5.1. De voorzitter heeft als volgt op de klacht overwogen:

“4.1 Met betrekking tot klachtonderdeel a overweegt de voorzitter dat wanneer een gerechtsdeurwaarder beslag legt op zaken waarop een derde eigendom pretendeert, het aan die derde is om zich tegen het beslag te verzetten. De enkele pretentie van derden, zelfs indien gestaafd door bewijsstukken, noopt de gerechtsdeurwaarder niet tot het buiten het beslag houden van die zaken. Het is niet aan de gerechtsdeurwaarder om uit te zoeken aan wie de in beslaggenomen zaken toebehoren. Het moment van het leggen van beslag is niet het moment waarop een en ander kan worden uitgezocht. Het beslag kan daartoe worden onderworpen aan het oordeel van de gewone rechter.

4.2 Met betrekking tot klachtonderdeel b overweegt de voorzitter dat de gerechtsdeurwaarder terecht heeft aangevoerd dat een schuldenaar zonder toestemming van de schuldeiser niet bevoegd is om het verschuldigde in gedeelten te voldoen.
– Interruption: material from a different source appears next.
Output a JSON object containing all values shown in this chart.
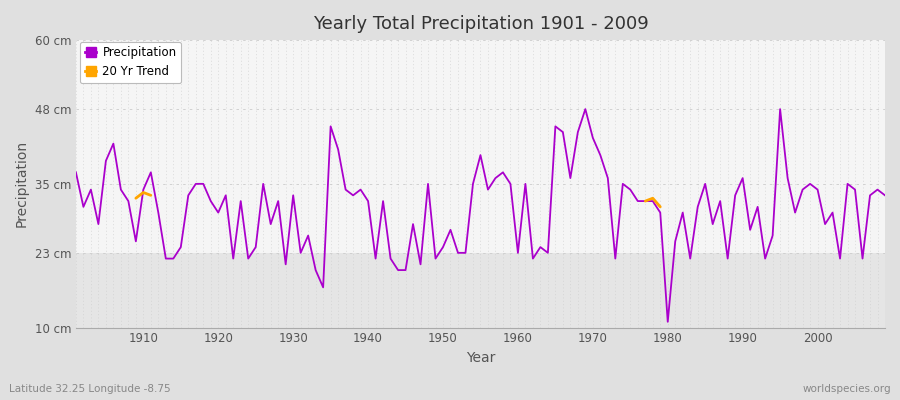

In dit geval heeft de schuldeiser blijkbaar niet ingestemd met de voorgestelde aflossing. Klager kan dat de gerechtsdeurwaarder niet verwijten.
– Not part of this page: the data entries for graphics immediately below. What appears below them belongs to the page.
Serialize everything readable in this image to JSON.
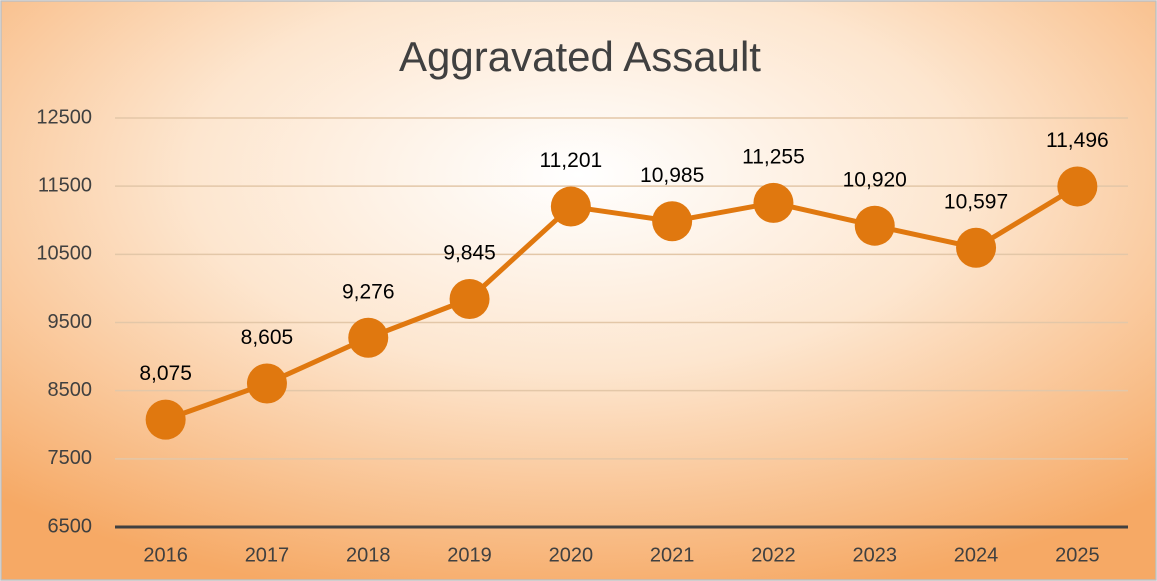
{
  "chart_data": {
    "type": "line",
    "title": "Aggravated Assault",
    "categories": [
      "2016",
      "2017",
      "2018",
      "2019",
      "2020",
      "2021",
      "2022",
      "2023",
      "2024",
      "2025"
    ],
    "values": [
      8075,
      8605,
      9276,
      9845,
      11201,
      10985,
      11255,
      10920,
      10597,
      11496
    ],
    "value_labels": [
      "8,075",
      "8,605",
      "9,276",
      "9,845",
      "11,201",
      "10,985",
      "11,255",
      "10,920",
      "10,597",
      "11,496"
    ],
    "color": "#e0780f",
    "ylim": [
      6500,
      12500
    ],
    "yticks": [
      6500,
      7500,
      8500,
      9500,
      10500,
      11500,
      12500
    ],
    "grid": true
  }
}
4.3 Met betrekking tot klachtonderdeel c overweegt de voorzitter dat de door de gerechtsdeurwaarder in rekening gebrachte kosten conform de daarvoor geldende regelingen zijn berekend. Van het feit dat de kosten zijn opgelopen kan de gerechtsdeurwaarder geen verwijt worden gemaakt.”

5.2. Op grond hiervan heeft de voorzitter de klacht van klager als zijnde kennelijk ongegrond afgewezen.

6. De gronden van het verzet

In verzet heeft klager - samengevat - aangevoerd dat de gerechtsdeurwaarder schijnbaar niet bevoegd is om een deal te sluiten, terwijl hij dat wel heeft gedaan. Dat is onprofessioneel gedrag. Klager heeft diverse voorstellen gedaan, maar deze zijn allemaal niet gehonoreerd. Pas na het indienen van een klacht is een voorstel mogelijk gebleken. Dat geeft ook aan dat de gerechtsdeurwaarder zijn boekje te buiten is gegaan.

7. De beoordeling van de gronden van het verzet

7.1. Het verzet kan naar het oordeel van de Kamer niet slagen. Het onderzoek in verzet heeft naar het oordeel van de Kamer niet geleid tot vaststelling van andere feiten dan wel tot andere beschouwingen en gevolgtrekkingen dan die vervat in de beslissing van de voorzitter, waarmee de Kamer zich verenigt. De Kamer acht de beslissing van de voorzitter derhalve juist en de door klager aangevoerde gronden geven geen aanleiding de motivering van de beslissing aan te passen.

7.2. Op grond van het voorgaande wordt beslist als volgt.

BESLISSING

De Kamer voor Gerechtsdeurwaarders:

-       verklaart het verzet ongegrond.

Aldus gegeven door mr. J.H.C. Schouten, voorzitter, en mr. M.S.F. Voskens en A.M. Maas, leden, en uitgesproken ter openbare terechtzitting van 31 mei 2016, in tegenwoordigheid van de secretaris.

Tegen deze beslissing staat op grond van het bepaalde in artikel 39, lid 4, van de Gerechtsdeurwaarderswet geen rechtsmiddel open.